Den Regierungsexperten zufolge zeigen zwar einige Konjunkturindikatoren unerwartet günstige Ergebnisse. So stiegen die Steuereinnahmen im August so stark wie seit etwa eineinhalb Jahren nicht mehr. Bund und Länder nahmen 12,8 Prozent mehr Steuern ein als im Vorjahresmonat. Auch für das Gesamtjahr zeichnen sich höhere Einnahmen ab als bisher erwartet: Zwischen Januar und August lag das Plus ohne reine Gemeindesteuern bei 5,8 Prozent. Steuerschätzer hatten zuletzt einen Zuwachs von vier Prozent vorhergesagt.

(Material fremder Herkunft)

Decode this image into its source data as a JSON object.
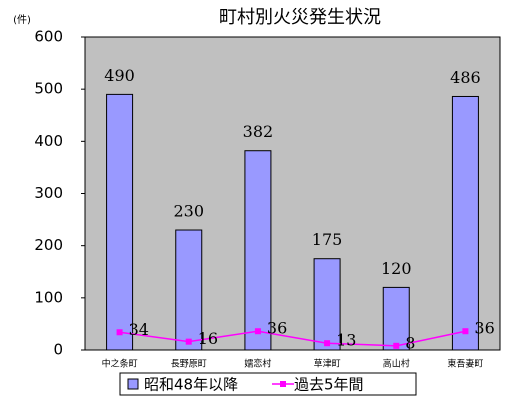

Dennoch gibt sich das Finanzministerium zurückhaltend: Die Unternehmensstimmung trübe sich weiter ein. Für eine Abschwächung der Konjunktur sprächen auch ungünstigere Perspektiven für die Weltwirtschaft.
Der Außenhandel zeigte sich dem Bericht zufolge zu Beginn des dritten Quartals in robuster Verfassung. Im weiteren Jahresverlauf dürfte aber mit einer gewissen Abschwächung der Exportdynamik zu rechnen sein, heißt es. Auch die vom Internationalen Währungsfonds und der Industrieländer-Organisation OECD prognostizierte ungünstigere Entwicklung der Weltwirtschaft deute in diese Richtung.
Im zweiten Quartal hatte sich die Wirtschaftsleistung mit einem Plus um 0,3 Prozent gegenüber dem Vorquartal etwas abgeschwächt. Wachstumsimpulse kamen vor allem vom privaten Konsum und von Exporten. Die Zunahme der Binnennachfrage wurde jedoch durch deutlich rückläufige Ausrüstungsinvestitionen gebremst. Dies sei möglicherweise auf "Verunsicherungen im Zusammenhang mit der Schuldenkrise im Euroraum" zurückzuführen, schreibt das Ministerium.